Le porte-avions USS Abraham Lincoln (CVN 72) de classe Nimitz est photographié dans la mer d'Oman le 19 janvier 2012, avant de traverser sans incident le détroit d'Ormuz le 22 janvier 2012.

Disposer de terrains d’atterrissage mobiles capables de se déplacer sur des milliers de kilomètres autour du globe rapidement n’est pas quelque chose qui va se démoder rapidement. Lorsque quelque chose se passe quelque part dans le monde, l'US Navy peut arriver sur place en moins de deux semaines : le porte-avions USS Abraham Lincoln s’est déplacé de l'Indo-Pacifique jusqu’au golfe Persique [NDLR : à proximité de l’Iran] en moins de dix jours. Aussi loin que je puisse me projeter mentalement, les porte-avions resteront au cœur de la marine de guerre. Je ne m’inquiète pas du tout pour ça.

La marine en général n’est-elle pas davantage exposée que par le passé à la menace aérienne, de plus en plus sophistiquée ?

En mer, la clé, c’est la manière dont on repère l’ennemi et dont on parvient à se rendre "invisible". Cela passe par la détection de signaux électromagnétiques depuis l’espace [Il sort de ses poches un iPhone et un biper ; les pose sur la table afin de visualiser leur différence de taille]. C’est sans doute contre-intuitif mais ce porte-avions (l’iPhone) n’est pas plus facilement détectable que cette frégate (le biper). Vus depuis l’espace, ces deux navires se ressemblent : ce sont juste deux points qui émettent un signal chacun.

Donc, d’un côté, l’art de la guerre navale consiste à capter la "signature" des navires visés à l’aide de satellites, de sous-marins ou encore de radars et capteurs embarqués dans des vaisseaux à proximité ; et de réduire la sienne. Il convient aussi de diminuer au maximum le bruit émis par le bateau afin de le rendre indétectable aux sous-marins et, de la même manière, de limiter les radiocommunications. Par ailleurs, nos navires eux-mêmes sont construits de manière à être discrets dans le spectre électromagnétique, silencieux acoustiquement et visuellement difficiles à repérer.

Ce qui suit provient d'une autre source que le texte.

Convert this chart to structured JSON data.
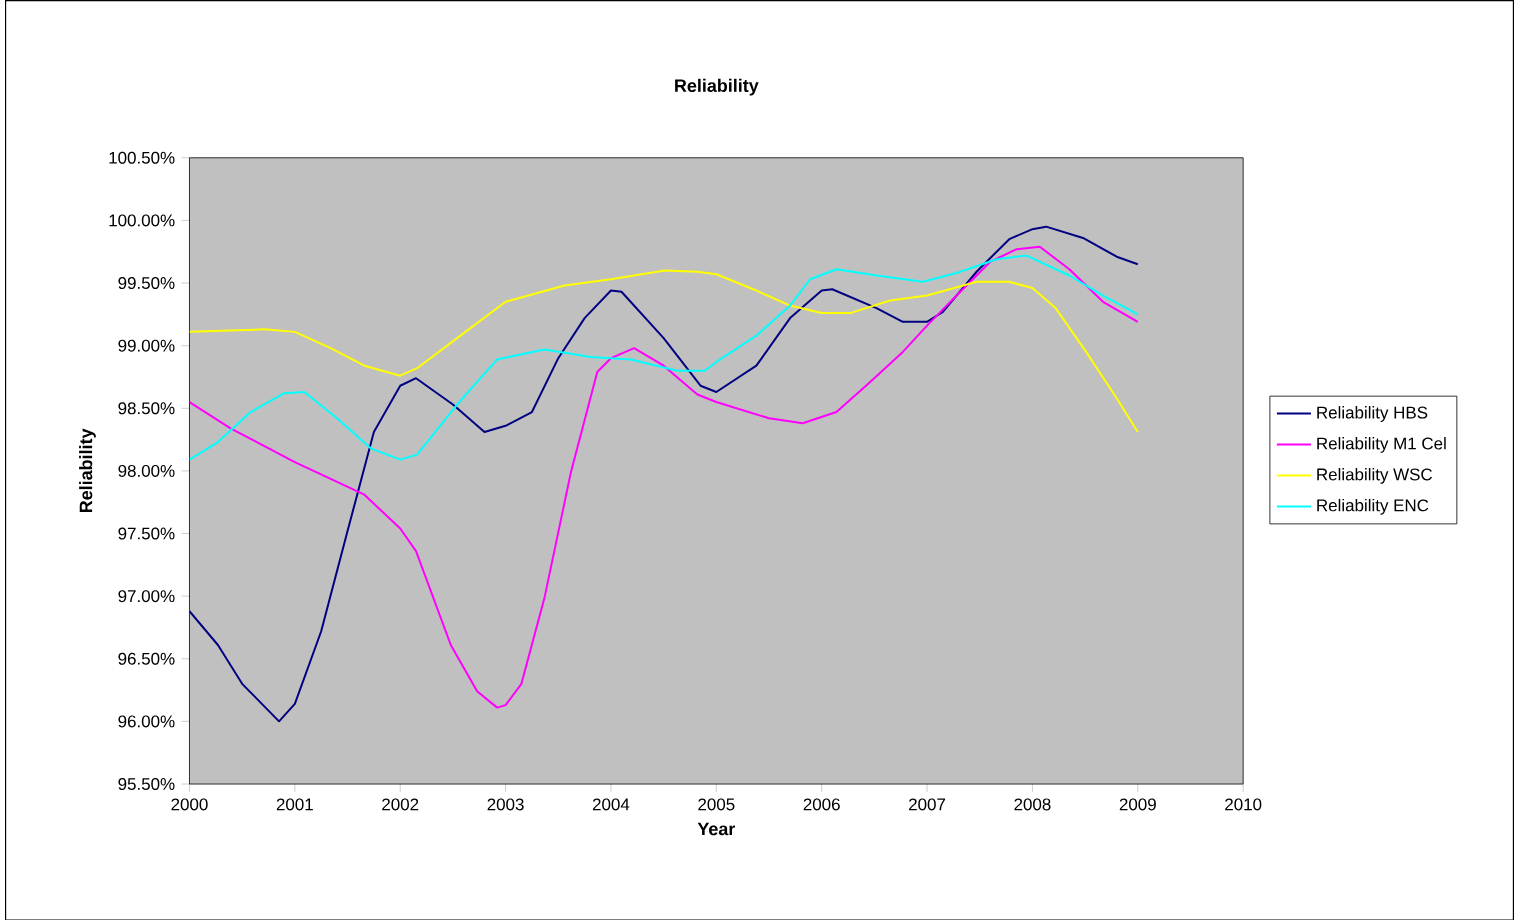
{
  "chart_data": {
    "type": "line",
    "title": "Reliability",
    "xlabel": "Year",
    "ylabel": "Reliability",
    "xlim": [
      2000,
      2010
    ],
    "xticks": [
      2000,
      2001,
      2002,
      2003,
      2004,
      2005,
      2006,
      2007,
      2008,
      2009,
      2010
    ],
    "ylim": [
      95.5,
      100.5
    ],
    "yticks": [
      {
        "value": 95.5,
        "label": "95.50%"
      },
      {
        "value": 96,
        "label": "96.00%"
      },
      {
        "value": 96.5,
        "label": "96.50%"
      },
      {
        "value": 97,
        "label": "97.00%"
      },
      {
        "value": 97.5,
        "label": "97.50%"
      },
      {
        "value": 98,
        "label": "98.00%"
      },
      {
        "value": 98.5,
        "label": "98.50%"
      },
      {
        "value": 99,
        "label": "99.00%"
      },
      {
        "value": 99.5,
        "label": "99.50%"
      },
      {
        "value": 100,
        "label": "100.00%"
      },
      {
        "value": 100.5,
        "label": "100.50%"
      }
    ],
    "grid": false,
    "legend": "right",
    "marker": "none",
    "line_style": "solid",
    "series": [
      {
        "name": "Reliability HBS",
        "color": "#000080",
        "x": [
          2000,
          2000.27,
          2000.5,
          2000.85,
          2001,
          2001.25,
          2001.5,
          2001.75,
          2002,
          2002.15,
          2002.5,
          2002.8,
          2003,
          2003.25,
          2003.5,
          2003.75,
          2004,
          2004.1,
          2004.5,
          2004.85,
          2005,
          2005.38,
          2005.7,
          2006,
          2006.1,
          2006.52,
          2006.77,
          2007,
          2007.15,
          2007.47,
          2007.78,
          2008,
          2008.13,
          2008.48,
          2008.8,
          2009
        ],
        "values": [
          96.88,
          96.61,
          96.3,
          96.0,
          96.14,
          96.72,
          97.52,
          98.31,
          98.68,
          98.74,
          98.53,
          98.31,
          98.36,
          98.47,
          98.9,
          99.22,
          99.44,
          99.43,
          99.06,
          98.68,
          98.63,
          98.84,
          99.22,
          99.44,
          99.45,
          99.3,
          99.19,
          99.19,
          99.27,
          99.59,
          99.85,
          99.93,
          99.95,
          99.86,
          99.71,
          99.65
        ]
      },
      {
        "name": "Reliability M1 Cel",
        "color": "#ff00ff",
        "x": [
          2000,
          2000.39,
          2001,
          2001.66,
          2002,
          2002.15,
          2002.48,
          2002.73,
          2002.92,
          2003,
          2003.15,
          2003.37,
          2003.62,
          2003.87,
          2004,
          2004.22,
          2004.5,
          2004.82,
          2005,
          2005.5,
          2005.82,
          2006.14,
          2006.46,
          2006.77,
          2007,
          2007.28,
          2007.6,
          2007.85,
          2008.07,
          2008.35,
          2008.67,
          2009
        ],
        "values": [
          98.55,
          98.34,
          98.07,
          97.81,
          97.54,
          97.36,
          96.61,
          96.24,
          96.11,
          96.13,
          96.3,
          96.99,
          97.99,
          98.79,
          98.9,
          98.98,
          98.84,
          98.61,
          98.55,
          98.42,
          98.38,
          98.47,
          98.71,
          98.95,
          99.16,
          99.4,
          99.67,
          99.77,
          99.79,
          99.61,
          99.35,
          99.19
        ]
      },
      {
        "name": "Reliability WSC",
        "color": "#ffff00",
        "x": [
          2000,
          2000.39,
          2000.71,
          2001,
          2001.34,
          2001.66,
          2002,
          2002.16,
          2002.54,
          2003,
          2003.56,
          2004,
          2004.51,
          2004.82,
          2005,
          2005.38,
          2005.7,
          2006,
          2006.27,
          2006.65,
          2007,
          2007.47,
          2007.78,
          2008,
          2008.22,
          2008.51,
          2008.8,
          2009
        ],
        "values": [
          99.11,
          99.12,
          99.13,
          99.11,
          98.98,
          98.84,
          98.76,
          98.82,
          99.06,
          99.35,
          99.48,
          99.53,
          99.6,
          99.59,
          99.57,
          99.44,
          99.32,
          99.26,
          99.26,
          99.36,
          99.4,
          99.51,
          99.51,
          99.46,
          99.3,
          98.95,
          98.58,
          98.31
        ]
      },
      {
        "name": "Reliability ENC",
        "color": "#00ffff",
        "x": [
          2000,
          2000.27,
          2000.58,
          2000.9,
          2001.09,
          2001.4,
          2001.72,
          2002,
          2002.16,
          2002.54,
          2002.92,
          2003.37,
          2003.81,
          2004.19,
          2004.63,
          2004.89,
          2005,
          2005.38,
          2005.7,
          2005.89,
          2006.14,
          2006.52,
          2006.96,
          2007.28,
          2007.66,
          2007.94,
          2008.35,
          2008.67,
          2009
        ],
        "values": [
          98.09,
          98.23,
          98.47,
          98.62,
          98.63,
          98.42,
          98.18,
          98.09,
          98.13,
          98.53,
          98.89,
          98.97,
          98.91,
          98.89,
          98.8,
          98.8,
          98.87,
          99.08,
          99.32,
          99.53,
          99.61,
          99.56,
          99.51,
          99.58,
          99.69,
          99.72,
          99.56,
          99.4,
          99.25
        ]
      }
    ]
  }
}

Nous savons maximiser notre létalité contre un adversaire donné

Amiral Caudle

Ce "parapluie de protection" permet une forme d’"obscurité en plein jour" qui peut nous rendre "invisibles" aux yeux de l’ennemi. Par-dessus le marché, nos experts du Space Command [Commandement spatial, l’une des onze branches de l’armée américaine] et du Cyber Command [Commandement cyber] se mobilisent eux aussi afin de couper les transpondeurs et les signaux émis par nos navires lorsque la situation l’exige.

L’industrie navale chinoise est en plein boom. Sa capacité est aujourd’hui 200 fois supérieure à celle des États-Unis. Comment combler ce fossé ?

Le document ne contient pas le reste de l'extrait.